As a 22-year old, realistically there is still time to see improvement from John, but given his inability to really break through to the NHL level so far, there are definite questions about his upper limit potential. Last year, given that the New Jersey Devils were a competitive playoff team, it made sense to see him not get much time up with the big club. The Devils needed every single point they could possibly get going down the stretch just to make it into the playoffs, and there was no time to give a young player a shot, even on the bottom 6.
This year, however, the situation could not be more different. The Devils, more or less, are currently putting out an AHL lineup each and every night. The opportunities for Quenneville to have a shot to showcase his talent at the NHL level, and to do so on perhaps a mid-6 line where he could get decent minutes, should be ample, right?
However, just look at the lines that John Hynes and Co. ran out there last night against Washington. Kenny Agostino got top line minutes with quality NHL players. Nick Lappin, Michael McLeod, and Joey Anderson were all given third line minutes together to see what they could make of it. Quenneville? Relegated to fourth line minutes alongside Blake Pietila and Kurtis Gabriel. And perhaps worst of all, at 5v5, only Gabriel had less minutes. And it is not like he was overly successful in his 7:36 of 5v5 ice time either. John was on the ice for only 4 Corsi attempts for but 9 against, a poor 30.77 CF% and a -14.44 rel CF%.
Further numbers do not particularly help, either. Check out this chart from Sean Tierney showing expected goal rates among New Jersey forwards this season:
A lot of Devils are clustered around the middle there, and many skew to being dull, but none is lower on that chart than Quenneville is. He is expected to give up more goals against than any other Devils forward, and while he is expected to score more goals than some, of course he has 0 actual goals to show for it so far.

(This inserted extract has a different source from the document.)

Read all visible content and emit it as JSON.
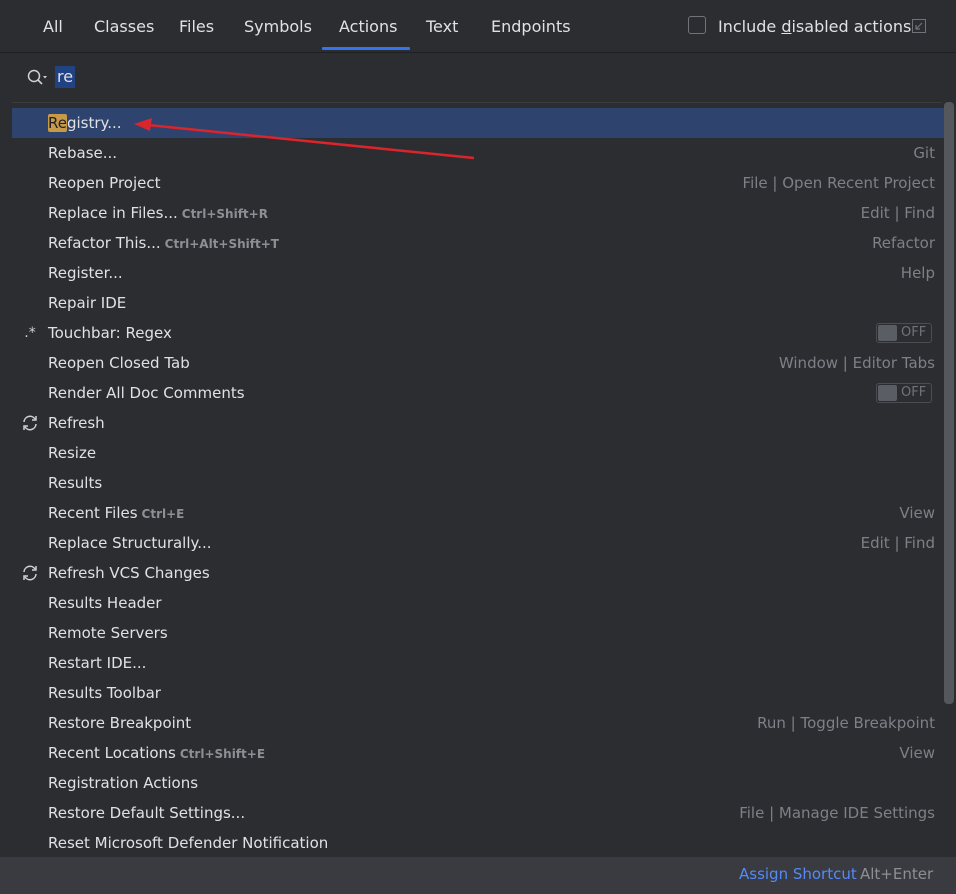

There is still a month left of hockey, and truthfully despite these poor numbers and low output so far, I hope that Hynes continues to play Quenneville, even if on the fourth line and without major minutes. This is really his biggest chance to show that he can make something of himself at the NHL level, and to show the Devils that they made a good choice by taking him in the first round. There’s been too many first round misses since 2005, and adding 2014 to that list would not be a good thing. You might be thinking that well, at best, even if he does show something, he might never be more than a bottom 6 winger at the NHL level, and that might be true. But for a first round pick, getting bottom 6 production out of him would be better than nothing. No one complains about the work that players like Blake Coleman put in night and night out, and if Quenneville can come to a comparable level, that would at least be something.